El reciente deceso del compositor mexicano Mario Lavista, el recuerdo del escritor Carlos Fuentes, y la adaptación a la ópera de una novela del quebequense Larry Tremblay enmarcan la reflexión del autor: los senderos de la cultura acercan a México y Quebec.
Por Alejandro Estivill, Cónsul General de México en Montreal
Lire en français
Soy yo quien elige quiénes son mis abuelos. La tradición no es algo con lo que debemos cargar, sino algo que nos libera (Mario Lavista)
Me resulta inevitable hablar, en este momento, de la forma en que los astros se alinearon recientemente para incentivar mi memoria. Tal y como diría Prust sobre el súbito recuerdo que detona una experiencia sensible, la vida cultural de México y Quebec se han acercado en estos días por una vía inesperada.

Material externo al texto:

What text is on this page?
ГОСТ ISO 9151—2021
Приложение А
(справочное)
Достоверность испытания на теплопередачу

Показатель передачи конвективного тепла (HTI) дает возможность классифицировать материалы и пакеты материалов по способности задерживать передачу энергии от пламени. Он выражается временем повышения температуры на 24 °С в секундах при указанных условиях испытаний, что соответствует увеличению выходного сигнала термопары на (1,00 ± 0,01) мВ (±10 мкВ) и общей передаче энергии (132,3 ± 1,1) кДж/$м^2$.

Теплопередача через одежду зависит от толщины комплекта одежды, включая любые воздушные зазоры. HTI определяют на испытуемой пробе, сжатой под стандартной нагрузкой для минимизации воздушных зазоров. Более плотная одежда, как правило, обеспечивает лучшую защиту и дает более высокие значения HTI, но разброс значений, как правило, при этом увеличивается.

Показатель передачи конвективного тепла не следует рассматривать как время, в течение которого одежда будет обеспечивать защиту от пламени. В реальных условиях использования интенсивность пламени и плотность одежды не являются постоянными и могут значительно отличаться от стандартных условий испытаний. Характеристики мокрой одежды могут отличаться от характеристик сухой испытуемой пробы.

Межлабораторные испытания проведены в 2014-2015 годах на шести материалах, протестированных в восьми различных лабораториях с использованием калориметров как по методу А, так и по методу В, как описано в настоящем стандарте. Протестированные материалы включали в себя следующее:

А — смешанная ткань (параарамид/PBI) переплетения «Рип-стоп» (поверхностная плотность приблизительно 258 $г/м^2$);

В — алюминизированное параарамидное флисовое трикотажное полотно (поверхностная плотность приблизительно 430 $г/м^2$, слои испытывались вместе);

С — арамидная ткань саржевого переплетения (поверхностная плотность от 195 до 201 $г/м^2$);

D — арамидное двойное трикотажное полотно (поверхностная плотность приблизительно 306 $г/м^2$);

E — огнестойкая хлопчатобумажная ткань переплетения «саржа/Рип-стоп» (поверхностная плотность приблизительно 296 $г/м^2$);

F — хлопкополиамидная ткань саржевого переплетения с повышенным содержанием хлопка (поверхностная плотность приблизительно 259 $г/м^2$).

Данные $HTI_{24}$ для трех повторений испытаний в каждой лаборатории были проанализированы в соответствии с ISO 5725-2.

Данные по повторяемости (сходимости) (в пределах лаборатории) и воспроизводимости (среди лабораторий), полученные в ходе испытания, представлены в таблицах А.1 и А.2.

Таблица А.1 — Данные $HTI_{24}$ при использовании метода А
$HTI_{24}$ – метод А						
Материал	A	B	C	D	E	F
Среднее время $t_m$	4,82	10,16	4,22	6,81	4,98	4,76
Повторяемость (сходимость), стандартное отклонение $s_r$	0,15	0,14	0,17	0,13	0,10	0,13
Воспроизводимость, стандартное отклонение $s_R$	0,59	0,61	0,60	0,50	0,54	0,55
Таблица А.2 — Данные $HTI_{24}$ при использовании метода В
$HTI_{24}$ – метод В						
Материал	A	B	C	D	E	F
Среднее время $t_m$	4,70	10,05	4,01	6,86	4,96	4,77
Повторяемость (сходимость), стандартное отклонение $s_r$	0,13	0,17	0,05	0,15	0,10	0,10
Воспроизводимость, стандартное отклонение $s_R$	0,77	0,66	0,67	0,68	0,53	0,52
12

Hace unos días, tuve el privilegio de ser invitado al estreno de la ópera L’orangeraie, recreación de una de las novelas quebequenses más memorables de los últimos años, la de Larry Tremblay. Fue montada por el grupo Chants Libres con música de Zad Moultaka y libreto del propio Tremblay. Debo decir que conozco bien a Larry no sólo por la lectura de su novela, sino por haber platicado largamente durante la cena que ofrecimos a autores mexicanos y quebequenses con motivo de que México era el país invitado de honor al Salón du Livre de Montréal de 2016. Él me explicó entonces muchos de los vericuetos y vueltas dramáticas que implica la trágica vida, dentro de su ficción, de los hermanos Amed y Aziz, uno predestinada a la muerte, el otro predestinado a la muerte en vida; ambos con la condena de vivir o morir marcados por la lucha ideológica que incorpora dramáticamente sacrificio y crimen.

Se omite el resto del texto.